# Нестабильность шейных позвонков



## Владимир О (7 Фев 2007)

Здравствуйте! У моей жены с начала января  появилось состояние головокружения. Обратилась к неврологу были назначины лекарства мексидол, бетасерк, танакан. 

Сделала ренген шейного отдела позвоночника, остеохондроз 2 степени с нарушением систалической и динамической функцией, артроз сустава Креовелье, спондилоартроз. 

Прошёл месяц, головокружение стало меньше, но всё равно есть. В анамнезе микропролактинома. Сейчас доктор назначила капельницы кавинтон, пирацетам, никотиновая кислота. Бывает низкое давление 105-80. 

Может ли из-за капельниц ещё больше снизится давление? Какие процедуры можно проводить при нестабильности шейных позвонков? (мануальная терапия, массаж, иглорефлексотерапия)


----------



## Зануда999 (7 Мар 2007)

Знакомая ситуация, что на счет того, что назначили от головокружений, так пирацетам нифига не помагает, он только усиливает кровоснабжение мозга, но с головокружениями не помогает, мне помог трентал, очень хороший препарат, сразу чувствуешь с него эффект, а никотиновая кислота вообще ерунда, мне она не помогала вообще никак.


----------



## Helen (8 Мар 2007)

Владимир О написал(а):


> Здравствуйте! У моей жены с начала января  появилось состояние головокружения. Обратилась к неврологу были назначины лекарства мексидол, бетасерк, танакан.
> 
> Сделала ренген шейного отдела позвоночника, остеохондроз 2 степени с нарушением систалической и динамической функцией, артроз сустава Креовелье, спондилоартроз.



А какой возраст у Вашей жены? Проводилось ли еще какое-либо исследование обследование (сосудов шеи)? Клинический анализ крови (гемоглобин какой)? Повышение давления тоже бывают?

Добавлено через 2 минуты 


Владимир О написал(а):


> В анамнезе микропролактинома. Сейчас доктор назначила капельницы кавинтон, пирацетам, никотиновая кислота. Бывает низкое давление 105-80.
> 
> Может ли из-за капельниц ещё больше снизится давление? Какие процедуры можно проводить при нестабильности шейных позвонков? (мануальная терапия, массаж, иглорефлексотерапия)

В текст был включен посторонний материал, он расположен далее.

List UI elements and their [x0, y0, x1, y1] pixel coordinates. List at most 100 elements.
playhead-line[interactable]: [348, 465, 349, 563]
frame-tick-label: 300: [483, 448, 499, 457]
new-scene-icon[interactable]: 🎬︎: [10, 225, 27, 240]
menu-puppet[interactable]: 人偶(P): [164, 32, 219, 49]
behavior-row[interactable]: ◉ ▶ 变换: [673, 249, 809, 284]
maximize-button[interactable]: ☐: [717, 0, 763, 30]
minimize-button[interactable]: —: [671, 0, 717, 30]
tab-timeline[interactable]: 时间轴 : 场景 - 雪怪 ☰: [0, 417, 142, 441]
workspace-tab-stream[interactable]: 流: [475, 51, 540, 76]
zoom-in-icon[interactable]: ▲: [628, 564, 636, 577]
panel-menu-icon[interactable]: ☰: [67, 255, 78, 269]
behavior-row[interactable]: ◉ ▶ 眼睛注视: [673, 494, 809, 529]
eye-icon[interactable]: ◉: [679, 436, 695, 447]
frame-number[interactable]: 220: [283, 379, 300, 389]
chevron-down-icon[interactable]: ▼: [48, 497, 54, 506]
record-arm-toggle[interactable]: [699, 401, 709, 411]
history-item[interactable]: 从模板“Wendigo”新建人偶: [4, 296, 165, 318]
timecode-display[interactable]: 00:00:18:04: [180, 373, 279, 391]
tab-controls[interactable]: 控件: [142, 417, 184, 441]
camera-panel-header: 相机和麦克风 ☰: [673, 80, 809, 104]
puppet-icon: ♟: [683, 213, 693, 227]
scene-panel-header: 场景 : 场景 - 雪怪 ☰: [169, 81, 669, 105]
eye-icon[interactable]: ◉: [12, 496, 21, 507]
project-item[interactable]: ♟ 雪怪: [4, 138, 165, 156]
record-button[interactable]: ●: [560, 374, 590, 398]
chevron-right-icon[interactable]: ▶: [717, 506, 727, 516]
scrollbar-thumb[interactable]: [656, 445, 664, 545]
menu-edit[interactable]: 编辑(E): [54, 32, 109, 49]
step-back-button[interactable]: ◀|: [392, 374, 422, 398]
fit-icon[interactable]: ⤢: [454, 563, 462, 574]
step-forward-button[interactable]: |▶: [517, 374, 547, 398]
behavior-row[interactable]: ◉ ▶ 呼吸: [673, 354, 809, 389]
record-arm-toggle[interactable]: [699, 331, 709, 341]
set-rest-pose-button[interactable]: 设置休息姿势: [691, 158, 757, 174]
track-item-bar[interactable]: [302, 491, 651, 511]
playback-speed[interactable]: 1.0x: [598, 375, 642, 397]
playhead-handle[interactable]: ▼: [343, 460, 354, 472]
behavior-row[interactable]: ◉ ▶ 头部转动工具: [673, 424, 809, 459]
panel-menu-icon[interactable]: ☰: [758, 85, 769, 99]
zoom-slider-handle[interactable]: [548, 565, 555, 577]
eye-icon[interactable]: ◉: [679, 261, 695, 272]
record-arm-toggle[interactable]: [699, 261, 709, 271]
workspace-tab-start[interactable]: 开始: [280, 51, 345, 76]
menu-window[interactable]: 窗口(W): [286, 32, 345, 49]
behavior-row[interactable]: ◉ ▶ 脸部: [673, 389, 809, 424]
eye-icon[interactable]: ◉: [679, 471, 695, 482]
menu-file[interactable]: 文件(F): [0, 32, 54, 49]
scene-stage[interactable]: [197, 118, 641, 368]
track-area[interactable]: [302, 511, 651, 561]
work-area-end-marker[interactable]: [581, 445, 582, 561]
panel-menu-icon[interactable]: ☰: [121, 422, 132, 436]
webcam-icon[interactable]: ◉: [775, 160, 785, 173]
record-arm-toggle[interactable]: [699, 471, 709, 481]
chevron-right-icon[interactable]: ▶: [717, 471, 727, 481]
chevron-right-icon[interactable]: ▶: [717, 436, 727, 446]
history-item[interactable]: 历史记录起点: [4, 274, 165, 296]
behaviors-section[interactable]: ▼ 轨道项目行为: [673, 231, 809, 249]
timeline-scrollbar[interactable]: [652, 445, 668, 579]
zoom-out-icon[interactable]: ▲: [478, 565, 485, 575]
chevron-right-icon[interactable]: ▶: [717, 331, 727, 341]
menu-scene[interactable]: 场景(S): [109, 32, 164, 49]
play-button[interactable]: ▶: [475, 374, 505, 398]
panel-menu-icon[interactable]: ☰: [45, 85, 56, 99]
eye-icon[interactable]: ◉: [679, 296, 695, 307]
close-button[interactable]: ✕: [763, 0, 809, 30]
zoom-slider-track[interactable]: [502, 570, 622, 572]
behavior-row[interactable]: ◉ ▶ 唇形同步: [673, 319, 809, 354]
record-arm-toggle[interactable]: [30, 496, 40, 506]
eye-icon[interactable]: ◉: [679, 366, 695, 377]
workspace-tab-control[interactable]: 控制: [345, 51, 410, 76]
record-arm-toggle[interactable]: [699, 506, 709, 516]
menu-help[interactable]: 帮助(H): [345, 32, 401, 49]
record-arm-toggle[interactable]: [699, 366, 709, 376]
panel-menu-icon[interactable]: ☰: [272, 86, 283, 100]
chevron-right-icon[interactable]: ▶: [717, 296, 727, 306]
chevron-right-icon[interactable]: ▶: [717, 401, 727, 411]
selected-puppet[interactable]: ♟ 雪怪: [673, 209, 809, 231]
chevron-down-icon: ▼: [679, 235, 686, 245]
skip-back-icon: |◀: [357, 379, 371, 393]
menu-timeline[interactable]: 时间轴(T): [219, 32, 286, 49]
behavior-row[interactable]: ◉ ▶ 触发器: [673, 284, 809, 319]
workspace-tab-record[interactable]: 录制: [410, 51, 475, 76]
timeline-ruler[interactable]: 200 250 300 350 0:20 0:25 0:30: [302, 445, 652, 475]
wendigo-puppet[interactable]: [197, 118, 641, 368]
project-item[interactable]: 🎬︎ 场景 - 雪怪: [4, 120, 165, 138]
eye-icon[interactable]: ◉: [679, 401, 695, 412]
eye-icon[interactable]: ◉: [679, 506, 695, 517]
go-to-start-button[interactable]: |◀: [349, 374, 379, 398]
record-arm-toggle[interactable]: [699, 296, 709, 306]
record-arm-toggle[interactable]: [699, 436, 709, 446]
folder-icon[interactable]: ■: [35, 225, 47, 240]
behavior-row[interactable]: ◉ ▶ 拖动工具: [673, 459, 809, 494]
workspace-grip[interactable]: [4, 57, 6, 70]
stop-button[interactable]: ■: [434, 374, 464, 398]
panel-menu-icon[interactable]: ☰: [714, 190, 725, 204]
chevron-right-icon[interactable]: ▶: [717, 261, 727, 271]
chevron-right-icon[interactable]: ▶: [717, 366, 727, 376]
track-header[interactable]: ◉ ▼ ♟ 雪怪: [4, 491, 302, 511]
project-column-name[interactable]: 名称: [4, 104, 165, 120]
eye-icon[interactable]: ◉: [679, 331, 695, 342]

Когда проверяли гормоны по поводу пролактиномы?

Значительного снижения АД при проведении описанного Вами курса обычно не наблюдается, а если и встречается, то воссстанавливается самостоятельно.


----------



## Ирина Игоревна (8 Мар 2007)

Согласна с Hellen, необходимо произвести еще такое исследование - УЗДГ МАГ или триплекс сосудов шеи для выявления атеросклеротических бляшек. Теперь по-русски. Эти методы используются для того, чтобы посмотреть сосуды, которые кровоснабжают "голову" - возможно внутри какая-то бляшечка сидит, которая нарушает кровоток. Так чаще бывает после 50-ти, но в последнее время все чаще и чаще и у пациентов помоложе.


----------



## Владимир О (20 Апр 2007)

Приветствую! По данным УЗДГ б/ц артерий-сонные артерии без признаков стеноза. Подключичные артерии имеют магистральный кровоток. Позвоночные артерии имеют достаточный кровоток, симметричны. Повороты головы на кровоток не влияют. Надблоковые артерии имеют антеградный кровоток, компрессионные пробы прошли правильно.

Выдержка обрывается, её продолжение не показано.